Stirred tapioca flour. Photo: BAO PHUOC |
Tapioca starch or stir-fried tapioca starch is a dish that is closely associated with my childhood. When I was a child living in the countryside, on cold rainy days, my family gathered around the charcoal stove to warm up, with fragrant sweet potatoes buried in the red fire, a warm scent wafting in the air and my grandmother's stir-fried tapioca starch that I can never forget. In the past, there were few snacks, so the dishes of that time were all unforgettable memories. On rainy nights, with a hint of sadness, it was even more unforgettable.
Nowadays, not many people are fond of this dish. Stirred tapioca flour is interesting because of the way it is made and the happy, family atmosphere it brings, but the flavor cannot be compared to shrimp-fat-meat-filled tapioca flour or mung bean-fat-meat-filled tapioca flour. This is a “pot-scraping” dish. In the past, when there was a lot of tapioca flour or leftover tapioca flour but not enough money to buy shrimp and meat for the filling, people boiled and stirred the flour to eat to quickly feel full. Stirred tapioca flour is suitable for the long, cold rainy winter days of Hue , each piece of dough is hot and crispy. I like the feeling of “working with my hands and chewing”, “working” a little bit for a meal is more valuable.

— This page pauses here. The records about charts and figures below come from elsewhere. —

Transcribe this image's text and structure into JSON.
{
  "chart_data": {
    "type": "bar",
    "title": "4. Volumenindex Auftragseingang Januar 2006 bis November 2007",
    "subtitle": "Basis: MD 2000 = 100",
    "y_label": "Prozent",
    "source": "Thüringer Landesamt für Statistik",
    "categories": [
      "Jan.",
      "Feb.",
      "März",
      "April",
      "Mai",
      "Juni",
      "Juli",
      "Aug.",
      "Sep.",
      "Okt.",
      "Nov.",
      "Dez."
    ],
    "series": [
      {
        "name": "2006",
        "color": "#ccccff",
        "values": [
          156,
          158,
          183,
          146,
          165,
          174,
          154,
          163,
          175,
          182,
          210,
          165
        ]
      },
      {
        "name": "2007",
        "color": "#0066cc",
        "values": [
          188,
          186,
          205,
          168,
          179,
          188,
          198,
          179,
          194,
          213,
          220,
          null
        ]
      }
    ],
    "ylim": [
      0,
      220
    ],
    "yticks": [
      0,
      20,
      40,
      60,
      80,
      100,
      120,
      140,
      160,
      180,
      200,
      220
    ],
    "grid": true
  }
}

After stirring the tapioca flour evenly in the pot, there will be some areas that are a bit hard, similar to the crispy and chewy Nam Dong (now Phu Loc) pressed cake. Use chopsticks, preferably big chopsticks for a steady hand, to stab the dough and pull it up, roll it up and dip it in fish sauce. The fish sauce is mixed according to taste, you can add garlic, chili, sugar, lemon... for fragrance. The cake is still soft, hot, fresh, blended, soaked in spicy fish sauce, seemingly melting in the mouth, yet chewy and firm.
The way to make this dish is as simple as its name. Put tapioca flour or tapioca flour into a pot, add water and stir until the dough becomes thick. Stirred tapioca flour must be eaten immediately to be delicious, if left for too long the dough will become hard, lose its softness, and will not rise no matter how hard you pull it. Stirred tapioca flour has a slightly different taste from normal banh loc, perhaps because it has just been mixed with water so the cake is more “fluffy” and fresh.
To eat tapioca flour stir-fried, you have to scrape the whole pot, using a spoon to scrape off the "stubborn" layers of flour that still stick to the pot. The flour is transparent, shiny like a giant crystal, very cute. It seems that no one in Hue sells this dish, those who like it can make it themselves, because the recipe is simple, just a snack, a pleasure.
In Binh Dinh, there is a similar dish called “flour noodles, stir-fried”, dipped in fish sauce or eaten with salted anchovies, used in the main meal. In the North, there is also a dish called “cooked tapioca flour” similar to our stir-fried tapioca flour. Tapioca flour and stir-fried tapioca flour are not only found in Hue but are also popular in the Central provinces, but in our country, they still have their own unique and unmistakable flavor.